Theresa Royal author of Bankruptcy
Bankruptcy Ain't Broke
CHAPTER EIGHT

You Aren’t Alone


When I filed for bankruptcy in December, 2006, I thought I was the only person in the world this was happening to. I really did. I went to court for my court date a couple of months later and I still felt alone. The waiting room was full of people of all races and all classes, but still I felt alone. My attorney, whom I’ve known for many years, was the only friendly face in the crowd. I was so thankful that I knew Kevin Judd before I went through the bankruptcy process or I really would have broken down and cried during my court appearance and I’m sure that wouldn’t have been too cool.

To everyone reading this book who is thinking about filing bankruptcy for whatever reason, please let me tell you something that I wish I had known…YOU ARE NOT ALONE. I know it seems so, but really, you aren’t.

This chapter has been extremely difficult for me to write because in order to fully touch on this subject of loneliness, and to really give my testimony, I have to go back to that place of emptiness and sadness in my mind. I don’t want to go back there, but I must in order to fully tell the story. Bear with me as I re-live what happened to me in February, 2007.

Initially I felt relief when I filed my bankruptcy papers. However, as the days and weeks went by, I actually started to feel funny and had trouble getting out of the bed. I can’t explain it, but it was almost like a delayed reaction to a traumatic event. I didn’t have any money coming in, I was unsuccessful in securing any new clients and my major client had completely stopped paying me. I was on the phone or emailing him day after day trying to get the money he owed me, but to no avail. Things got worse and worse.

I hit rock bottom in February of 2007. What people don’t realize is that filing the papers doesn’t make the bankruptcy process a done deal. You have to wait awhile to get a hearing and then you go to court to face your creditors (if they come). Even then, the court may deny your case. So, technically, just because I filed the papers in December to stop the sale of my home, I wasn’t really in bankruptcy yet. I was just in the beginning stages of the process.

During that time, I was near the end of my financial rope. I didn’t want people to know how bad things were, so I didn’t invite people over for awhile. I didn’t have any food to eat, nor did I have much gas in my car. I remember one time being so broke that my car sat parked for a week. I stayed home because I had so little gas that I was afraid if I left, I wouldn’t make it back. Now that is broke!

As I sat around looking at my situation that week, I was in a place of depression that had never come upon me before. Of course I had suffered other traumatic events, and I even struggled a lot going through my divorce, but this time was different than anything I had ever experienced. There were several life-changing events all coming at me at once and I couldn’t handle it. I didn’t feel I had any friends to talk to, the man I was dating at the time dumped me (then it was devastating, now I can see it was a blessing that he dumped me), I had no income coming in and I was barely scraping by, paying my bills from savings. In addition, my phone was still ringing off the hook with creditors because of an event I planned that lost money. Just because I filed personal bankruptcy, the business stuff was still swirling all around me and everyone wanted to get paid.

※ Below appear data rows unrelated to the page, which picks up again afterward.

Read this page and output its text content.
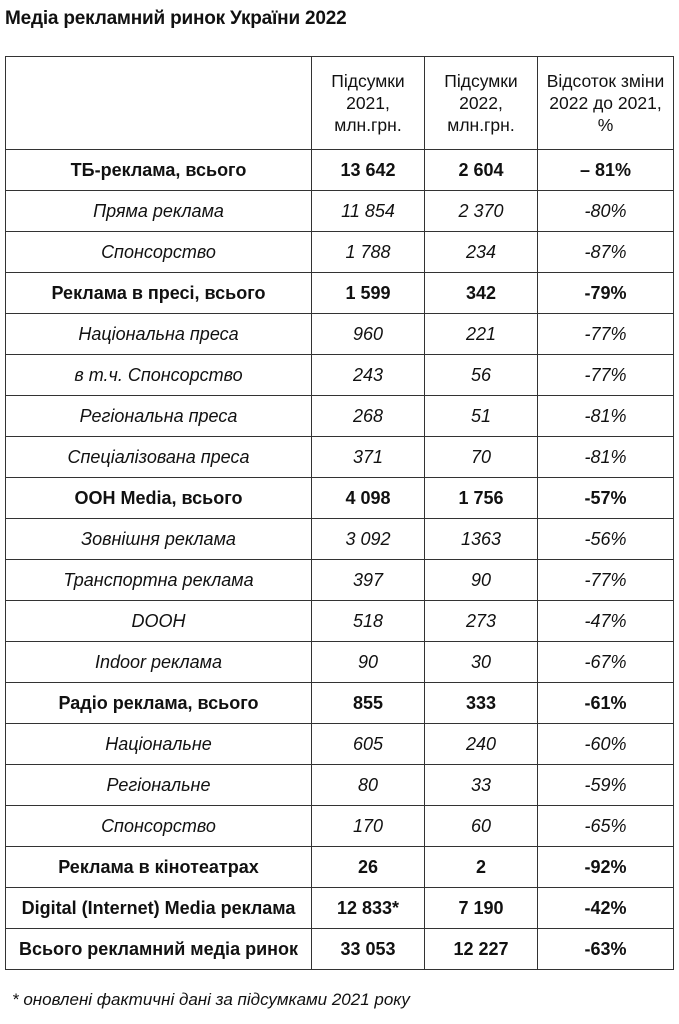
Медіа рекламний ринок України 2022
	Підсумки 2021, млн.грн.	Підсумки 2022, млн.грн.	Відсоток зміни 2022 до 2021, %
ТБ-реклама, всього	13 642	2 604	– 81%
Пряма реклама	11 854	2 370	-80%
Спонсорство	1 788	234	-87%
Реклама в пресі, всього	1 599	342	-79%
Національна преса	960	221	-77%
в т.ч. Спонсорство	243	56	-77%
Регіональна преса	268	51	-81%
Спеціалізована преса	371	70	-81%
OOH Media, всього	4 098	1 756	-57%
Зовнішня реклама	3 092	1363	-56%
Транспортна реклама	397	90	-77%
DOOH	518	273	-47%
Indoor реклама	90	30	-67%
Радіо реклама, всього	855	333	-61%
Національне	605	240	-60%
Регіональне	80	33	-59%
Спонсорство	170	60	-65%
Реклама в кінотеатрах	26	2	-92%
Digital (Internet) Media реклама	12 833*	7 190	-42%
Всього рекламний медіа ринок	33 053	12 227	-63%
* оновлені фактичні дані за підсумками 2021 року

The morning that I decided I’d had enough, that I was ready to check out of this world and end it all, started off like any other day. I remember waking up and just lying in bed for several hours, going back over my life and reflecting on how I’d gotten to the place I was in. To go from being on top of the world, branching out on my own into the world of entrepreneurship, having a big launch party and inviting 100+ people over to celebrate with me, to just seven months later lying in bed trying to figure out if there was anything in my house I could scrape up to eat was disturbing to say the least.